Nous sommes au 13, mon cher papa, et je n'ai pas encore reçu notre mois. Ton exactitude à prévenir les besoins de tes fils me rend certain que la négligence ne vient que des messageries. Mais je t'en avertis, cher papa, sûr que tu t'empresseras de faire cesser notre gêne.
Adieu, mon excellent père, je t'aime, je t'embrasse et je fais les vœux les plus ardens pour te voir et te voir bien portant.
Ton fils tendre et respectueux,
Victor.
L'attestation de baptême est parvenue, seul le consentement légalisé du général manque encore. Son fils le presse de le lui adresser. Il voudrait bien que la publication des bans commence le dimanche suivant—demande même à son père d'en racheter un dans sa paroisse, à Blois—afin que le mariage puisse avoir lieu vers le 7 ou le 8 octobre.

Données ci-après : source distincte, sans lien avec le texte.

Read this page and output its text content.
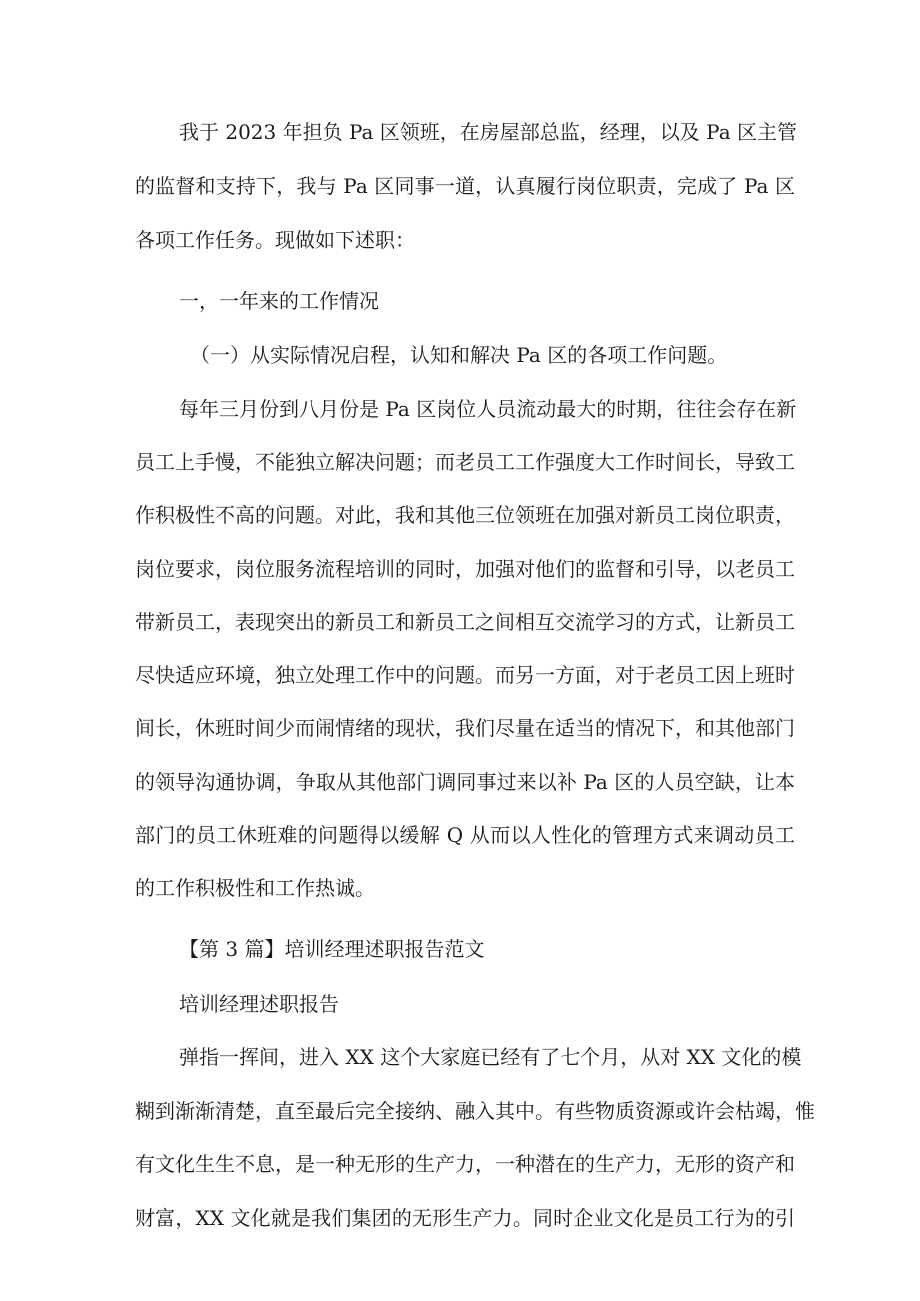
我于 2023 年担负 Pa 区领班，在房屋部总监，经理，以及 Pa 区主管
的监督和支持下，我与 Pa 区同事一道，认真履行岗位职责，完成了 Pa 区
各项工作任务。现做如下述职：
一，一年来的工作情况
（一）从实际情况启程，认知和解决 Pa 区的各项工作问题。
每年三月份到八月份是 Pa 区岗位人员流动最大的时期，往往会存在新
员工上手慢，不能独立解决问题；而老员工工作强度大工作时间长，导致工
作积极性不高的问题。对此，我和其他三位领班在加强对新员工岗位职责，
岗位要求，岗位服务流程培训的同时，加强对他们的监督和引导，以老员工
带新员工，表现突出的新员工和新员工之间相互交流学习的方式，让新员工
尽快适应环境，独立处理工作中的问题。而另一方面，对于老员工因上班时
间长，休班时间少而闹情绪的现状，我们尽量在适当的情况下，和其他部门
的领导沟通协调，争取从其他部门调同事过来以补 Pa 区的人员空缺，让本
部门的员工休班难的问题得以缓解 Q 从而以人性化的管理方式来调动员工
的工作积极性和工作热诚。
【第 3 篇】培训经理述职报告范文
培训经理述职报告
弹指一挥间，进入 XX 这个大家庭已经有了七个月，从对 XX 文化的模
糊到渐渐清楚，直至最后完全接纳、融入其中。有些物质资源或许会枯竭，惟
有文化生生不息，是一种无形的生产力，一种潜在的生产力，无形的资产和
财富，XX 文化就是我们集团的无形生产力。同时企业文化是员工行为的引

L'impatience très naturelle du fiancé n'est pas seule en jeu: une question d'appartement s'y mêle: il a donné congé du sien pour le 8 octobre et voudrait éviter les ennuis et les frais de deux déménagements successifs.
Victor Hugo, ainsi que ses futurs beaux-parents, regrette vivement qu'un accident empêche le général d'assister au mariage et de prendre part aux frais de la noce. Mais, il faut qu'il y ait là une absolue nécessité. Le père doit à ses fils un mois arriéré de leur pension, il le prie de le leur envoyer et il le supplie de la continuer à Abel et à Eugène—ce dernier «était un peu fou» quand il a écrit au général. Pour lui, il ne l'importunera plus de ses besoins, à la pension qu'il va toucher s'en ajoutera bientôt une nouvelle, et il compte redoubler de travail et de veilles.
Mon cher papa,
Je te réponds courrier par courrier pour te remercier de l'attestation que tu m'envoies et te prier de mettre autant de célérité à me faire parvenir ton consentement notarié. Je désirerais bien vivement que mon mariage pût avoir lieu le 7 ou le 8 octobre pour un motif impérieux (entre tous les motifs de cœur qui, tu le sais, ne le sont pas moins), c'est que je quitte forcément l'appartement que j'occupe le 8 octobre. J'ai donc prié M. et Mme Foucher de faire commencer la publication des bans dimanche prochain 22, elle se terminera le dimanche 6 octobre. Mais ces bans doivent être également publiés à ton domicile, et il faut que le 6 octobre on ait reçu à notre paroisse de Saint-Sulpice la notification de la complète publication des bans à Blois, ce qui ne se pourrait faire qu'autant que tu serais assez bon pour racheter un ban à ta paroisse. Ce rachat coûte cinq francs ici, on m'assure qu'il doit être moins cher encore à Blois. Tu sens, mon cher papa, combien est urgente la nécessité qui me fait t'adresser cette instante prière. Il s'agit de m'épargner l'embarras et la dépense de deux déménagements coup sur coup dans un moment qui entraîne déjà naturellement tant de dépenses et d'embarras, il s'agit de plus encore, c'est de hâter mon bonheur de quelques jours, et je connais assez ton cœur pour ne plus insister.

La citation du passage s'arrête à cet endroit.